A Palestinian Journey: A Student Discovers New Freedoms
I am a Palestinian student, 20 years old. I was born in Jerusalem, but I have been there only twice. I grew up in the Al-Arroub refugee camp, north of Hebron. Originally, I am from Gaza, but I have never been there.
The Al-Arroub camp is a very crowded place of about 10,000 people. I live there with my family —three brothers and two sisters. I studied until the ninth grade at the United Nations Relief and Works Agency for Palestine Refugees school. It was a good education. Afterwards, I went to high school in the camp.
The only thing that I could think about during school was how much I wanted to go to the United States to study. Why the U.S.? Probably because I was watching Hollywood movies too much. I was obsessed with the easy life I saw depicted on the screen, the modern, developed lifestyle with technology, easy transportation and freedom, especially freedom of movement.
In 2012, I graduated from high school, and it was time to decide on a university. Should I stay in Palestine or study abroad? I was torn. Then I received information about an American college in the West Bank, Al-Quds Bard Honor College. I decided to attend because it has a strong, American-based education program where I could study journalism, a lifelong dream.
Thus I started my new life, a life outside the camp. I discovered my homeland’s cities— Hebron, Bethelehem, Abu-Dis, Ramallah and Jenin. I also encountered the everyday hallmarks of life in Palestine for the first time. I saw the checkpoints, the Israeli soldiers, the settlers and settlements and the “segregation wall” on my way to the college every day.
Even though I went to an American-influenced college, my dream to leave Palestine didn’t change. In fact, my desire to go abroad grew after I met exchange students from China, France, Italy and the U.S. who studied at my school. We talked for a long time about the differences between life in Palestine and other countries, especially regarding restrictions on travelling freely and economic development in Palestine—or the lack of thereof.
Still, I could not imagine how life looked outside Palestine until I had the opportunity to visit Istanbul for week to attend a conference with Bard College. I was shocked.
In Istanbul, I was struck by the buildings—huge buildings with amazing and different facades. In Istanbul, I could see the sea everyday without a permit, unlike in Palestine.The first time in my life I saw the sea was three years ago when I got a permit to enter Israel. In Turkey, I rode a train for the first time. Best of all, in Istanbul, I could freely and easily go outside anytime I wanted.
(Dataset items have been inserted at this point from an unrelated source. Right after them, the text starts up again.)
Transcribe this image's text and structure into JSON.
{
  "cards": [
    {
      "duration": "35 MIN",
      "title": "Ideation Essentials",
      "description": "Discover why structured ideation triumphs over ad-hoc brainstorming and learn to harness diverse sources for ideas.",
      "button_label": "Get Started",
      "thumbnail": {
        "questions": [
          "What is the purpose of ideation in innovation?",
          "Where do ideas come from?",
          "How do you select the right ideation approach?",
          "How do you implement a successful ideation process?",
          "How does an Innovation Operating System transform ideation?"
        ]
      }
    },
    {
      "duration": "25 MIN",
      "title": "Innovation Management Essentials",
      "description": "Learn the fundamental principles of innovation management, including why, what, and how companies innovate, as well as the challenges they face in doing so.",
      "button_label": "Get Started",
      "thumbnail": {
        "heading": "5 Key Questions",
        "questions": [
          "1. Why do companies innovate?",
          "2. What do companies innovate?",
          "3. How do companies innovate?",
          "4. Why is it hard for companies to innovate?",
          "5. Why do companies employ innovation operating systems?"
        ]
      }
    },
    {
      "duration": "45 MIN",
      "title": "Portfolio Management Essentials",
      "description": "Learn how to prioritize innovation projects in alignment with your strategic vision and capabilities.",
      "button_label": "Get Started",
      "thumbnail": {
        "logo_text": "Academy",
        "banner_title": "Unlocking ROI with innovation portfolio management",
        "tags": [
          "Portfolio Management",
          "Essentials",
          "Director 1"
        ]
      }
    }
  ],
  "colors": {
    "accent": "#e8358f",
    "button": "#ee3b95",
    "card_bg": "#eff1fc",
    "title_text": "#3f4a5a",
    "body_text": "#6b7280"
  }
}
There were no checkpoints, no fear, no restrictions.In Palestine, it is not safe to go outside at night, and our day ends at 9 p.m.
My parents knew I would be shocked by Istanbul, so they decided to let me stay in Jordan for a couple of days before returning to the camp.They wanted me to gradually work my way back to life at home, gradually acclimaticize. Unfortunately, it didn’t help. I spent a month thinking about the huge gap between Palestine and Turkey or even Jordan, especially about the freedom and flexibility to move around.
I wanted to taste this freedom again. So I decided to study a semester abroad at Bard Berlin, one of the branches of Bard College. Now, I am in Berlin and life is super easy, simple and comfortable. Everything here is totally different from home. For instance, I don’t have to wait for an hour for a taxi from my camp to arrive at the college or be stopped at a checkpoint for an hour and miss lectures. I don’t have to worry about finding a taxi late in the day because of a late class. I don’t have to worry about doing my assignments early and quickly before the electricity turns off, as it often does in the winter. I don’t have to worry if I need to buy anything at night—I don’t have to delay buying it until the next day. I don’t have to feel bored on the weekends because I can’t do anything or go anywhere, like to the cinema, zoo, park or a café because they are too far away—the cafés at the camp are for men. I don’t have to be worried or feel afraid about Israeli soldiers knocking on the door at midnight to inspect the house. I don’t have to worry if I open the window that I won’t smell fresh air but tear gas.
Freedom is the main element that makes Palestine different from Istanbul, Jordan and Germany. There are the big freedoms, like not being fenced in by a wall. Then there are the smaller daily ones—to move around the streets quickly and easily, shop and go to a park or study at night.
Being deprived of both kinds of freedoms stops us in Palestine from realizing our potential and joining the modern, developed world. We have the talent. We just lack these freedoms. But we don’t have to let that stop us. We can create opportunities even in my camp to educate ourselves, develop talents and skills. We just need to internalize that a lack of freedom shouldn’t kill our dreams and ambitions, talents and abilities–instead, developing those will bring us closer to it.
* Asma’ Jawabreh a palestinian student.